Ligand-centered redox in nickel(II) complexes of 2-(arylazo)pyridine and isolation of 2-pyridyl-substituted triaryl hydrazines via catalytic N-arylation of azo-function.

Abstract

A series of nickel complexes of 2-(arylazo)pyridine have been synthesized, and the precise structure and stoichiometry of the complexes are controlled by the use of different metal precursors. Molecular and electronic structures of the isolated complexes are scrutinized thoroughly by various spectroscopic techniques, single crystal X-ray crystallography, and density functional theory (DFT). Two different classes of Ni(II) complexes are identified where the ligands bind as neutral or anion radicals in the respective metal complexes.

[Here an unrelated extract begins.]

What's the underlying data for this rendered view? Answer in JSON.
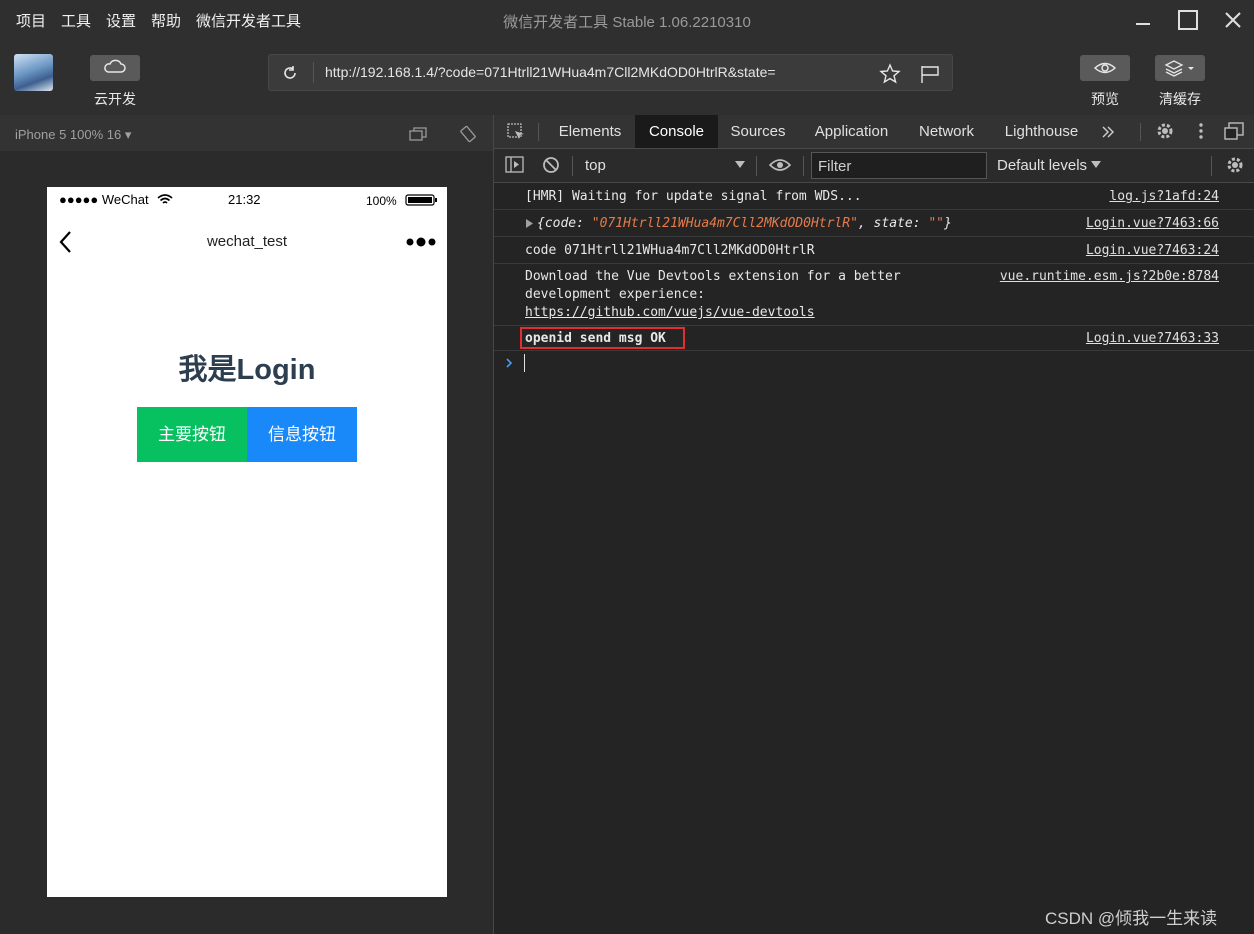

These are shown to be chemically interconvertible, and their characterization confirmed that the redox series is entirely ligand-centered without affecting the bivalent oxidation state of the metal ion. An efficient method of Ni(II) catalyzed N-arylation of 2-(arylazo)pyridine substrates has been elaborated. The chemical reactions have led to isolation of strongly fluorescent 2-pyridyl-substituted hydrazine derivatives, which have been characterized thoroughly. Three-dimensional X-ray structure of a hydrazine molecule, 2-(2-(naphthalen-1-yl)-2-phenylhydrazinyl)pyridine, is reported. Isolated hydrazines satisfy all the prerequisites of an ideal dye with moderate absorptive property, large Stokes shift, high quantum yields, and high photostability.